いよいよ当日。スーツを着こなし不安と緊張でいっぱいのプレゼン班のみんなはとても大人に見えました。彼らの姿を見て私はとても興奮していました。しかし、資料を受け取り、違和感を覚えました。後に上田様が指摘されたようにODA額の向上とODAの効率性向上が食い違っているとは思わなかったのです。私は次回プレゼン班なのでプレゼンの進め方、行動、姿勢を学ぼうと注意していたのです。そして、彼らのプレゼンが無事に終わり、上田さんの話に入りました。

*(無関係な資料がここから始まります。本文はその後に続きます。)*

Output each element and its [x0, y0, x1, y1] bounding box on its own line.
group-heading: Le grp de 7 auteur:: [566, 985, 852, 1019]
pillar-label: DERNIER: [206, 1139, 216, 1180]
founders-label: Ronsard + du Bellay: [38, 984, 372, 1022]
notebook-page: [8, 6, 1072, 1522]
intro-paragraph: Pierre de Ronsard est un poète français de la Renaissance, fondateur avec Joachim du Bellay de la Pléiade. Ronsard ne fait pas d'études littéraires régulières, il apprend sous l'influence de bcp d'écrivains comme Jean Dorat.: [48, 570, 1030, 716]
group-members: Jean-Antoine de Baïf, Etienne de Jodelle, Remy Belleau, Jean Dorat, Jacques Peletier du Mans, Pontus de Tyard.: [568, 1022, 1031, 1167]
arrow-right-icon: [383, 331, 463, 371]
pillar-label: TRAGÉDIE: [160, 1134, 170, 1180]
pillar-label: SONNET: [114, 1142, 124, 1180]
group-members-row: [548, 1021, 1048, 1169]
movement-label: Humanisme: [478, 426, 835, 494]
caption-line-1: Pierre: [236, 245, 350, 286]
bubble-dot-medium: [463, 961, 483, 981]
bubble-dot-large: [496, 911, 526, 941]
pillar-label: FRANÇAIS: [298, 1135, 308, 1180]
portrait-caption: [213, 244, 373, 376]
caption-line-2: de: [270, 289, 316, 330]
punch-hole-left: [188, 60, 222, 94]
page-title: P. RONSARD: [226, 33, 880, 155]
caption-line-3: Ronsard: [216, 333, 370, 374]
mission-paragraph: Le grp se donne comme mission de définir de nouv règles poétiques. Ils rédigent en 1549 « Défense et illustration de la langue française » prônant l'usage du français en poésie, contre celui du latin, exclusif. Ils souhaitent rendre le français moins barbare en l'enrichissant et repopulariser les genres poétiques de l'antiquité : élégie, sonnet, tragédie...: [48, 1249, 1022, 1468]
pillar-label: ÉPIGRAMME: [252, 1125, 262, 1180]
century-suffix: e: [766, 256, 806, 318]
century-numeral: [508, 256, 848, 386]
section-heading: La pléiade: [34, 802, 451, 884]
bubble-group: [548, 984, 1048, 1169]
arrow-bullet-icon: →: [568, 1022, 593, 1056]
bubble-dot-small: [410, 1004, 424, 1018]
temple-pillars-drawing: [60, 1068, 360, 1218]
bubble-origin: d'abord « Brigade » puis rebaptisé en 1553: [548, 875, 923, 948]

上田さんの全ての言葉を書き記したいところですが、限りある空間を有効に使いたいと思います。「100やって100の成果を出すことは無理だ、でも、100やって70でもいいじゃないか」また、「100やって100出なかったことに目が行きがちだ。たとえ1だとしてもその成果を認めよう。」という内容の話が一番印象に残っています。そして共感しました。今までの自分は粗探しばかりして成果を認めようとしていませんでした。試行錯誤を繰り返し貧困削減のために悪戦苦闘している上田さん達の姿が目に浮かんできました。そして上田さんも学生時代には自分たちと似た志を持っていたことも知りました。また同時に、メディアの恐ろしさも知りました。民間モニター事業の存在を知っていましたが、体験者の言葉を信じられなくなっていたのです。プレゼン班を含め、私たちの多くは溢れている情報を鵜呑みにしています(した)。単に数字から読み取るのではなく、単に言葉を拾うのではなく、その情報は幾重にも加工されている、その情報の背景を見なければならないと痛感しました。今回実務者である上田さんにお会いしていなければ私の考えは歪んだままでした。貴重な体験を通して、さざ波を起こしていただき、素直な気持ちも取り戻せた気がします。
モモが懇親会で使ったさざ波という表現、実は“This is who I am. This is what I believe in…”で私も使っていたのです。モモが口にしたとき、すごく感動しました。また、モモからも十二分にさざ波を受けています。さざ波を起こす人間になりたいです。